Houve um longo silêncio. O
comissário puxou novamente um cigarro do bolso, acendeu-o, deu algumas
baforadas, olhou por uma janela por onde se via uma nesga do mar. Àquela hora,
transitavam por ali alguns barcos.
-
Deus tinha que escolher logo esta Ilha para morrer. – disse, entre
dentes, o comissário.
Parecia ter pensado em voz
alta, dando azo a que o jornalista perguntasse:
-
Não seria o caso de checar as livrarias da cidade ou a biblioteca
pública?
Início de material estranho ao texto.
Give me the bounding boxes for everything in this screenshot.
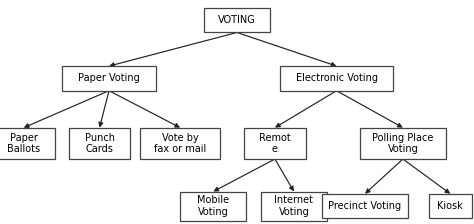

Pode ser que tivesse mantido contato com elas
-
Já foi tudo devidamente checado. Ninguém sabe informar nada sobre a
existência de Deus.
-
Isso dá o que pensar... – disse o repórter.
-
O que é que você pretende dizer?
-
Mas se ninguém sabe da existência de Deus... isso é muito curioso.
-
Por que?
-
Ora, se ele era caixeiro-viajante, algum contato devia manter com o
comércio de livros. Não acha?
-
Mas o que se apurou até agora é que ninguém o viu. Ninguém sabe dizer
nada. Nada se prova. O que é que você quer?
-
É estranho!...
-
Por mais estranho que lhe possa parecer, os fatos são estes - declarou
peremptório o comissário como querendo pôr uma pá de cal no assunto.
-
A polícia não tomará mais nenhuma iniciativa?
-
Estamos coletando dados, mas não creio que esse caso envolva algum
crime.
-
Por que o senhor está tão certo disso?
-
O gerente informou que Deus não foi visitado por ninguém no dia dos
fatos. Não manteve também nenhuma ligação telefônica com qualquer pessoa. Que
conclusão tirar disso?
-
Alguém poderia ter se infiltrado no quarto e lhe servido o líquido
contendo a droga. Havia uma jarra de água em sua mesinha de cabeceira.
-
Quem foi que lhe disse que tinha uma jarra de água na cabeceira dele?
-
O gerente.
-
Você o entrevistou também?
-
Antes de vir aqui, estive com ele.
-
Nada me disse a tal respeito.
-
São dados importantes.
-
Você tem razão. Voltarei a entrevistar o gerente para que confirme
esses detalhes.
Na entrevista mantida com o
gerente, este repetiu tudo o que o policial já sabia e confirmou a existência
de uma jarra d’água à cabeceira da cama de Deus.
Teria tomado da água da
jarra onde poderia ter sido colocada a dose fatal de barbitúricos.
A polícia, apesar de todo o
levantamento feito, não chegou a nenhuma conclusão de ter havido crime.
Nunca se soube nada a
respeito da morte de Deus. E muito menos da sua vida pregressa. O mistério
envolveu para sempre este rumoroso caso. Até hoje.